Nous avons mis en place une politique monétaire de soutien massif à la stabilité financière et à la croissance. Entre décembre et février, deux opérations à trois ans, dont le montant cumulé excède 1 000 milliards d'euros. Je vous avais expliqué en décembre que cette stratégie monétaire permettrait de baisser la pression sur les dettes souveraines ; cela a marché. Et je tiens à féliciter le gouverneur de la Banque centrale européenne, M. Draghi. Vous savez, c'est la mise à disposition illimitée - à 1% de taux de rémunération - aux banques de liquidités à trois ans. Et je vous avais indiqué que cette mise à disposition de liquidités rémunérées à 1% pour trois ans permettrait aux banques européennes d'acheter de la dette souveraine et de baisser la pression sur le financement de la dette des États ; c'est exactement ce qui s'est passé. Et puis, il a fallu trouver une solution à la crise grecque. L'opération sur la dette grecque a été lancée le 24 février et elle nous a permis de réduire la dette grecque de 107 milliards d'euros. Et aujourd'hui les éléments du règlement de la crise grecque sont organisés.  

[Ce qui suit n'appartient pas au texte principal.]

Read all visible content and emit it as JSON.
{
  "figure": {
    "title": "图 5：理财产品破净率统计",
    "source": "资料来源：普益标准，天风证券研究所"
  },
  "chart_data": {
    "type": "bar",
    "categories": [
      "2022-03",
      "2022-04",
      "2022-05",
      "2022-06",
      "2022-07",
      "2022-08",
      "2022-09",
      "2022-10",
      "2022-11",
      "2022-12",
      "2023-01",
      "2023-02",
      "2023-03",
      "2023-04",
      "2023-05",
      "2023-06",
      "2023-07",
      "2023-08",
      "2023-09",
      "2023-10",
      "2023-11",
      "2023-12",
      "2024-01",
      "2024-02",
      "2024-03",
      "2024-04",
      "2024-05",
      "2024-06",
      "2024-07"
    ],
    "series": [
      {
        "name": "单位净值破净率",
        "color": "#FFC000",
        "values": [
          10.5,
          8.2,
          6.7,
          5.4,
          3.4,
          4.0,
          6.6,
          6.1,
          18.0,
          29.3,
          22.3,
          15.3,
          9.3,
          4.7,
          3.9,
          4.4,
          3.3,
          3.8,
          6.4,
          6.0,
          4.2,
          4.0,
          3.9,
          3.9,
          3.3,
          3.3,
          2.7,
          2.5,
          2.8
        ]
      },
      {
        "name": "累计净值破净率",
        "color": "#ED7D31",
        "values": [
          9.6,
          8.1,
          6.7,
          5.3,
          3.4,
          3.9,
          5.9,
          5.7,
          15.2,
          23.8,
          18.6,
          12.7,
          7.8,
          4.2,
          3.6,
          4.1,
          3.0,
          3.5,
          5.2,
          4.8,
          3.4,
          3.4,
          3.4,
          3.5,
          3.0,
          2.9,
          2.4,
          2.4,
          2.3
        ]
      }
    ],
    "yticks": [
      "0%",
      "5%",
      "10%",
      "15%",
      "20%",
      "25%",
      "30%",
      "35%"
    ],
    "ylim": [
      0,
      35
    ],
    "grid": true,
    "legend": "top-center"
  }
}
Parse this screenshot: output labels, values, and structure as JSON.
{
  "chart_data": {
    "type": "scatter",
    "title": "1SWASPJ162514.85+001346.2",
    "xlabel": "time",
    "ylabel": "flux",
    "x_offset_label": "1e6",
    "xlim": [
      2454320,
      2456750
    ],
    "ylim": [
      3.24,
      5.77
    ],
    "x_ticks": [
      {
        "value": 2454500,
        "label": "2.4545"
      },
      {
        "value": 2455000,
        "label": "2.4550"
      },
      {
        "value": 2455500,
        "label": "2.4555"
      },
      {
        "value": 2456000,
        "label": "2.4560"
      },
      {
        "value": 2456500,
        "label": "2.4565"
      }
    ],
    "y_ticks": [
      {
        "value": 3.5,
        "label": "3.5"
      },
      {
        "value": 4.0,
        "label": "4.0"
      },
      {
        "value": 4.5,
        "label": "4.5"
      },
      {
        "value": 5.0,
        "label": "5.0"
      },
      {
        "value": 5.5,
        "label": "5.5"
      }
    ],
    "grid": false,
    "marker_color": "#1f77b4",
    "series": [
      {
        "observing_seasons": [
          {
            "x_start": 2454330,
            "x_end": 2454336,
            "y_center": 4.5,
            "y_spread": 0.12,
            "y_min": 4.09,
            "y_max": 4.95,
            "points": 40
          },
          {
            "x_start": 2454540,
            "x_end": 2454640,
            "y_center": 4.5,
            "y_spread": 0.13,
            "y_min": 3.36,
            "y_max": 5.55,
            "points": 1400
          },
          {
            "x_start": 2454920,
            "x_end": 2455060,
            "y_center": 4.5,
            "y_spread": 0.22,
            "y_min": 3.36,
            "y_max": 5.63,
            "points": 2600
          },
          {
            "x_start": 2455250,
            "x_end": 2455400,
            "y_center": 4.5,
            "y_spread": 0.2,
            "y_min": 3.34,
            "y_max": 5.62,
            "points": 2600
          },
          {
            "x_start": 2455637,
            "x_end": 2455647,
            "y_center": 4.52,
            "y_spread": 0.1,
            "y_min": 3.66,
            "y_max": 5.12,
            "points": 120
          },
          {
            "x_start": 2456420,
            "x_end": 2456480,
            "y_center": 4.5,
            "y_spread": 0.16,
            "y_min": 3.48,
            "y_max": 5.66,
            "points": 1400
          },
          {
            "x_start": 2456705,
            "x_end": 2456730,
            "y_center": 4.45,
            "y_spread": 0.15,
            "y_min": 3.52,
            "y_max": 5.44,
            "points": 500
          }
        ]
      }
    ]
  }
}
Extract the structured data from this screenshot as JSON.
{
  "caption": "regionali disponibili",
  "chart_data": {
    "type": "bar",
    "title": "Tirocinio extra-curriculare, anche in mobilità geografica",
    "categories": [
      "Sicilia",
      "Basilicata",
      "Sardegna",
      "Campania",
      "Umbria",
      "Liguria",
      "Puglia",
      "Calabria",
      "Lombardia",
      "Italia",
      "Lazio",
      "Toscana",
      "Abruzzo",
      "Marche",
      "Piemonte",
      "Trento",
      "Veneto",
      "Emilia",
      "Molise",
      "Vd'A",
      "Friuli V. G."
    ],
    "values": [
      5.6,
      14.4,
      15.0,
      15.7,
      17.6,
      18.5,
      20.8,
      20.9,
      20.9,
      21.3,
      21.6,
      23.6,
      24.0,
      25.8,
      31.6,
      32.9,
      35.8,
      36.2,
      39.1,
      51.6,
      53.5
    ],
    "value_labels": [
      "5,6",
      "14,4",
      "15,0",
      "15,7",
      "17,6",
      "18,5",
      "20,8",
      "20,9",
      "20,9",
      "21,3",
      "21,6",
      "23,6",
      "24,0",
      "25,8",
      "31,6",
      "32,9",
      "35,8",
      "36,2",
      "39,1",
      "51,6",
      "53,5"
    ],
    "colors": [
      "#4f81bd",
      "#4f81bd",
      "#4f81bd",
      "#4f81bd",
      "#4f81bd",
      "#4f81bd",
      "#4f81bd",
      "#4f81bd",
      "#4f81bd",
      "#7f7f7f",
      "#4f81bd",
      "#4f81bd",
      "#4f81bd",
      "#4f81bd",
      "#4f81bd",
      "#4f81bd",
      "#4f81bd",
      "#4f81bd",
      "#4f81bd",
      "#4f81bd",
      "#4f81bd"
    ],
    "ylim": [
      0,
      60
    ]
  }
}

Que reste-t-il à faire ? Finaliser la mise en oeuvre des pare-feux. Nous avons décidé aujourd'hui de verser deux tranches du capital du MES dès 2012. La France a anticipé cette décision, qui a d'ores et déjà été votée par le Parlement. Je vous rappelle que le Parlement a voté six milliards et demi d'euros de participation au capital du MES.  

Il faut promouvoir la croissance, la compétitivité, la recherche, l'innovation. Le Conseil européen recommande aujourd'hui par exemple de baisser les charges fiscales sur le travail. C'est exactement notre stratégie. Voilà. 

C'est donc un immense soulagement que celui de voir les sommets européens ne plus être consacrés à la crise financière. Et c'est un immense soulagement que de voir que la crise financière ne fait plus l'actualité - comme elle le faisait matin, midi et soir - parce que nous sommes en train de tourner la page de cette crise financière. Maintenant, il nous faut mettre toutes nos forces sur la résorption de la crise économique. 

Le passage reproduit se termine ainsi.